Bijdragen aan Berghapedia? Klik hier om je aan te melden !

Eembrugge, Clemens van

Uit Berghapedia
Versie door Verre neef (overleg | bijdragen) op 13 feb 2019 om 16:26 (correcties)
Ga naar: navigatie, zoeken

Geboren in een muntmeestersfamilie

Clemens van Eembrugge werd rond 1538 geboren als zoon van Reinier van Eembrugge en Hadewich Arndt Anthonisdochter. Hij was muntmeester, net als zijn vader en zijn broer Anthonis. Na de dood van zijn vader in 1558 hertrouwde zijn moeder met Hendrik Hanssen, uit welk huwelijk zijn halfbroer Reinier Hanssen werd geboren. Ook Hendrik en Reinier Hanssen waren muntmeesters.

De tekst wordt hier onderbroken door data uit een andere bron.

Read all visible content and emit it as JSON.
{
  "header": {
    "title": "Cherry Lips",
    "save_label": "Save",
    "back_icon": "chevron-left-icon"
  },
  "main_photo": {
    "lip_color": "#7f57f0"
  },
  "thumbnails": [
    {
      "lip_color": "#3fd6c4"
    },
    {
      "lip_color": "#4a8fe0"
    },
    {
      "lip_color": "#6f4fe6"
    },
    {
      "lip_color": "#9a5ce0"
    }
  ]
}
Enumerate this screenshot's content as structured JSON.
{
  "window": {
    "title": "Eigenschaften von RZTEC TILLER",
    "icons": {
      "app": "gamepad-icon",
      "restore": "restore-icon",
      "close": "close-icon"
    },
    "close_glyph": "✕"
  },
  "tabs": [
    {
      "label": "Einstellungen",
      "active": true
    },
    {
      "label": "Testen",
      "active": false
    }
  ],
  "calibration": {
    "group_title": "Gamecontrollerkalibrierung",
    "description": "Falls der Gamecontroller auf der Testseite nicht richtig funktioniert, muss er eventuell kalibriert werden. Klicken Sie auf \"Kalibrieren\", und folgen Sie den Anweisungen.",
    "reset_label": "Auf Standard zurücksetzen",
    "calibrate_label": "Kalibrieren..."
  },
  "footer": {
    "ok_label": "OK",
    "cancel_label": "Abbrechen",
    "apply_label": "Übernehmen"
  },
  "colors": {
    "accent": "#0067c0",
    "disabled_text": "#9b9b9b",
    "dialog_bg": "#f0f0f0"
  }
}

Hij was getrouwd met Henrixken van Caelssum, met wie hij wordt genoemd in een rentebrief van 15 januari 1565. De schepenen van Geldern in Opper-Gelre oorkonden daarin dat Van Eembrugge en zijn vrouw aan het hospitaal in die stad een jaarlijkse rente van drie Rijnse guldens betalen uit hun huis in de Issensche straet en uit twee morgen land bij de stad. Met die straat zal de Issumer Straße in het oude centrum van Geldern bedoeld zijn.

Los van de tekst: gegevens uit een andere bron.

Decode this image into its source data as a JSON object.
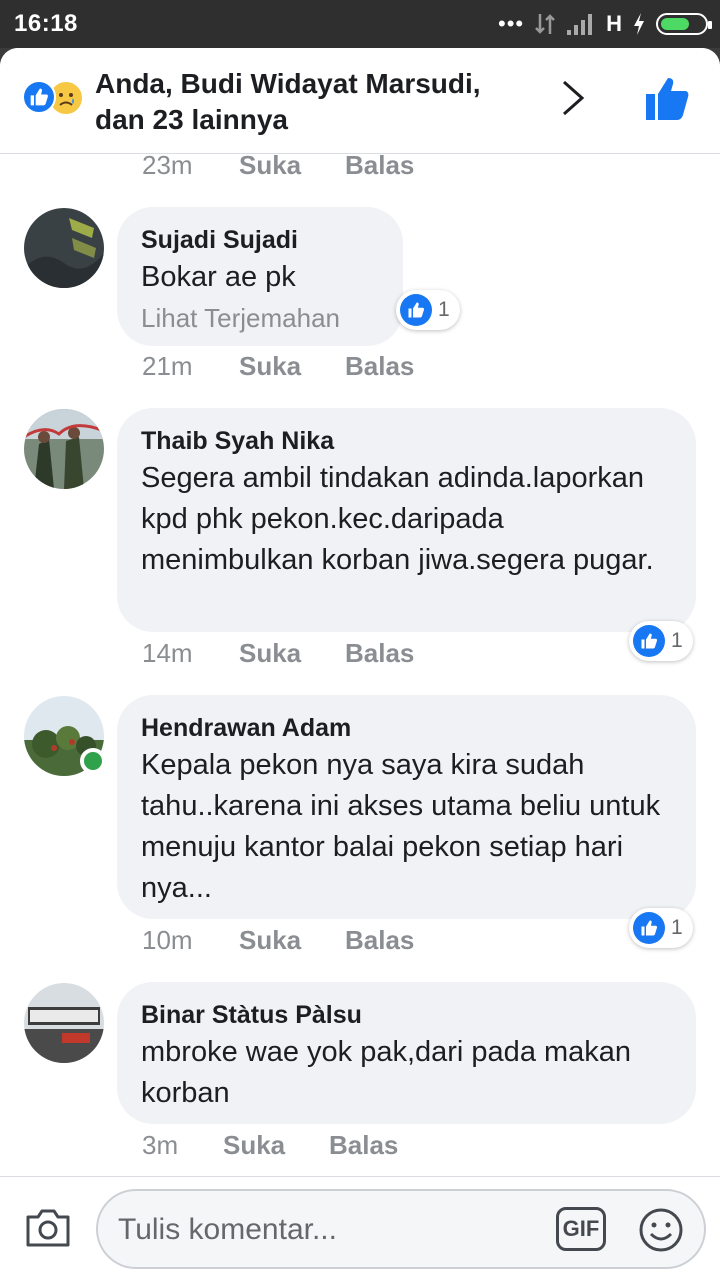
{
  "status_bar": {
    "time": "16:18",
    "network": "H",
    "dots": "•••"
  },
  "header": {
    "title": "Anda, Budi Widayat Marsudi, dan 23 lainnya",
    "reaction_icons": [
      "like-icon",
      "sad-face-icon"
    ]
  },
  "top_meta": {
    "time": "23m",
    "like": "Suka",
    "reply": "Balas"
  },
  "comments": [
    {
      "author": "Sujadi Sujadi",
      "text": "Bokar ae pk",
      "translate": "Lihat Terjemahan",
      "time": "21m",
      "like": "Suka",
      "reply": "Balas",
      "reactions": "1"
    },
    {
      "author": "Thaib Syah Nika",
      "text": "Segera ambil tindakan adinda.laporkan kpd phk pekon.kec.daripada menimbulkan korban jiwa.segera pugar.",
      "time": "14m",
      "like": "Suka",
      "reply": "Balas",
      "reactions": "1"
    },
    {
      "author": "Hendrawan Adam",
      "text": "Kepala pekon nya saya kira sudah tahu..karena ini akses utama beliu untuk menuju kantor balai pekon setiap hari nya...",
      "time": "10m",
      "like": "Suka",
      "reply": "Balas",
      "reactions": "1",
      "online": true
    },
    {
      "author": "Binar Stàtus Pàlsu",
      "text": "mbroke wae yok pak,dari pada makan korban",
      "time": "3m",
      "like": "Suka",
      "reply": "Balas"
    }
  ],
  "composer": {
    "placeholder": "Tulis komentar...",
    "gif_label": "GIF"
  },
  "colors": {
    "accent": "#1877f2",
    "bubble": "#f0f2f5",
    "meta": "#8a8d91",
    "online": "#31a24c"
  }
}
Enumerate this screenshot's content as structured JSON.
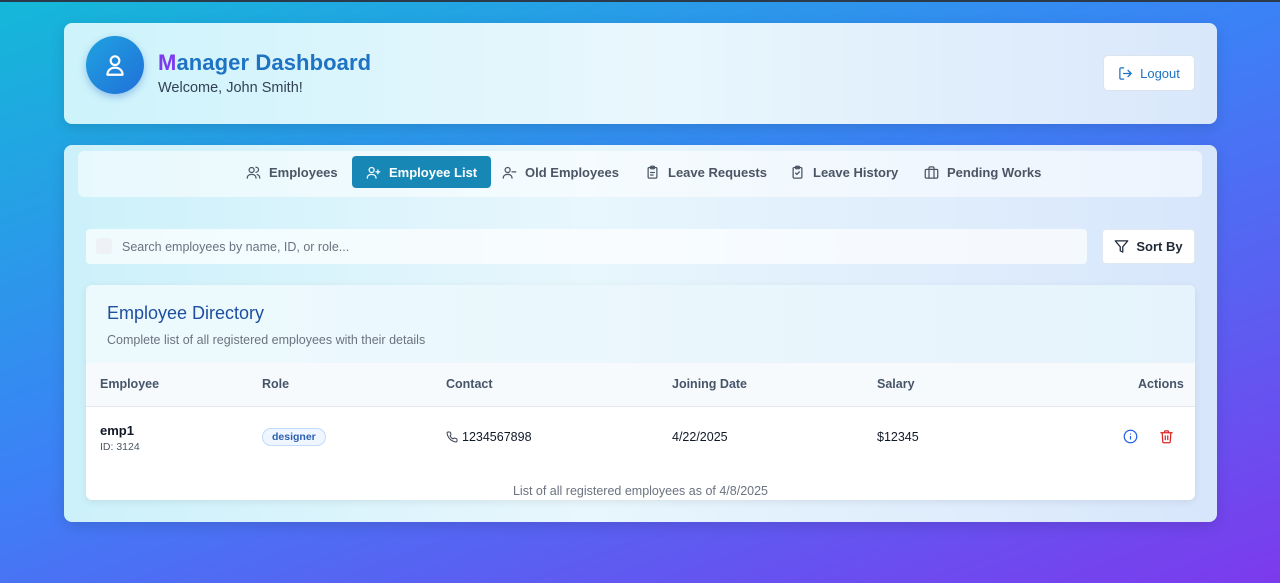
{
  "header": {
    "title_first": "M",
    "title_rest": "anager Dashboard",
    "welcome": "Welcome, John Smith!",
    "logout_label": "Logout"
  },
  "tabs": [
    {
      "label": "Employees",
      "icon": "users-icon",
      "active": false
    },
    {
      "label": "Employee List",
      "icon": "user-plus-icon",
      "active": true
    },
    {
      "label": "Old Employees",
      "icon": "user-minus-icon",
      "active": false
    },
    {
      "label": "Leave Requests",
      "icon": "clipboard-icon",
      "active": false
    },
    {
      "label": "Leave History",
      "icon": "clipboard-check-icon",
      "active": false
    },
    {
      "label": "Pending Works",
      "icon": "briefcase-icon",
      "active": false
    }
  ],
  "search": {
    "placeholder": "Search employees by name, ID, or role...",
    "value": ""
  },
  "sort_label": "Sort By",
  "directory": {
    "title": "Employee Directory",
    "subtitle": "Complete list of all registered employees with their details",
    "columns": [
      "Employee",
      "Role",
      "Contact",
      "Joining Date",
      "Salary",
      "Actions"
    ],
    "rows": [
      {
        "name": "emp1",
        "id": "ID: 3124",
        "role": "designer",
        "contact": "1234567898",
        "joining_date": "4/22/2025",
        "salary": "$12345"
      }
    ],
    "footnote": "List of all registered employees as of 4/8/2025"
  },
  "colors": {
    "accent": "#1787b6",
    "title": "#1e73c4",
    "delete": "#dc2626"
  }
}
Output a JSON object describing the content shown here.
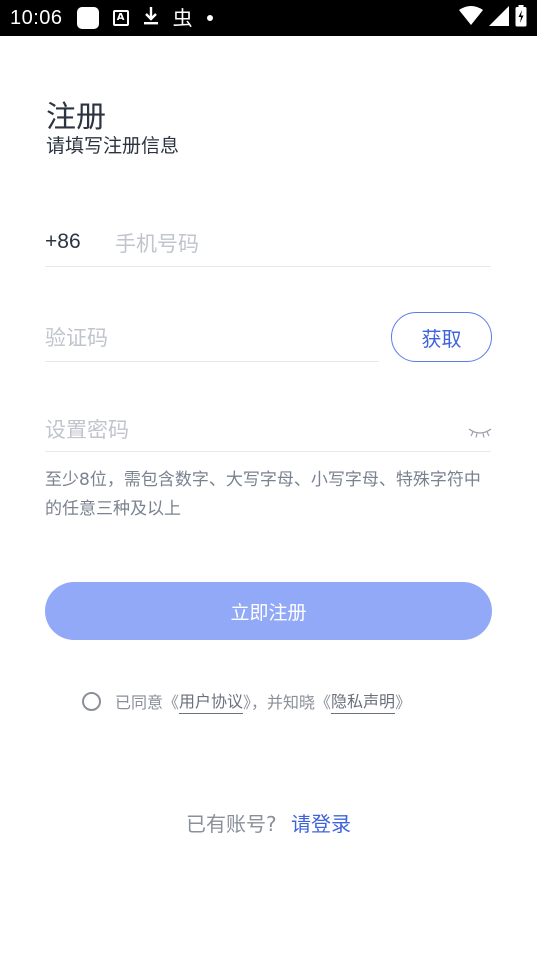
{
  "status_bar": {
    "time": "10:06",
    "icons": [
      "notification-square-icon",
      "a-letter-icon",
      "download-icon",
      "bug-icon",
      "dot-icon",
      "wifi-icon",
      "signal-icon",
      "battery-icon"
    ],
    "bug_glyph": "虫"
  },
  "header": {
    "title": "注册",
    "subtitle": "请填写注册信息"
  },
  "phone": {
    "country_code": "+86",
    "placeholder": "手机号码"
  },
  "verification": {
    "placeholder": "验证码",
    "get_code_label": "获取"
  },
  "password": {
    "placeholder": "设置密码",
    "hint": "至少8位，需包含数字、大写字母、小写字母、特殊字符中的任意三种及以上",
    "visibility_icon": "eye-closed-icon"
  },
  "submit": {
    "label": "立即注册"
  },
  "agreement": {
    "prefix": "已同意《",
    "user_agreement": "用户协议",
    "middle": "》，并知晓《",
    "privacy": "隐私声明",
    "suffix": "》"
  },
  "login": {
    "prompt": "已有账号?",
    "link": "请登录"
  },
  "colors": {
    "accent": "#3f63dd",
    "submit_disabled": "#92a9f7",
    "placeholder": "#c0c4cc",
    "status_bar": "#000000"
  }
}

Als Van Eembrugges eerste standplaatsen worden Nijmegen en Maastricht genoemd. In Maastricht was hij in 1564 en 1565 (hoe dit te rijmen valt met zijn huis in Geldern, is niet onderzocht). De tekst onderaan op het schilderij op deze pagina duidt erop dat hij voordien al in Nijmegen heeft gewerkt (waar hij in 1584 korte tijd terug is geweest).

Muntmeester in Bergh

In 's-Heerenberg had de Nije Monte tien jaar stilgelegen nadat Willem IV van den Bergh in 1567 met zijn gezin naar Duitsland had moeten vluchten. In 1577 keerde hij terug en benoemde in november Van Eembrugge tot muntmeester in Bergh en Dieren. In beide plaatsen bezat graaf Willem het muntrecht, maar hoogstwaarschijnlijk zijn er in Dieren nooit munten geslagen. Wel zijn er munten met het opschrift IN DIEREN CUSA (in Dieren geslagen) en ARGEN DIRENSIS (Dierens zilvergeld), maar die heeft Van Eembrugge in 's-Heerenberg geslagen.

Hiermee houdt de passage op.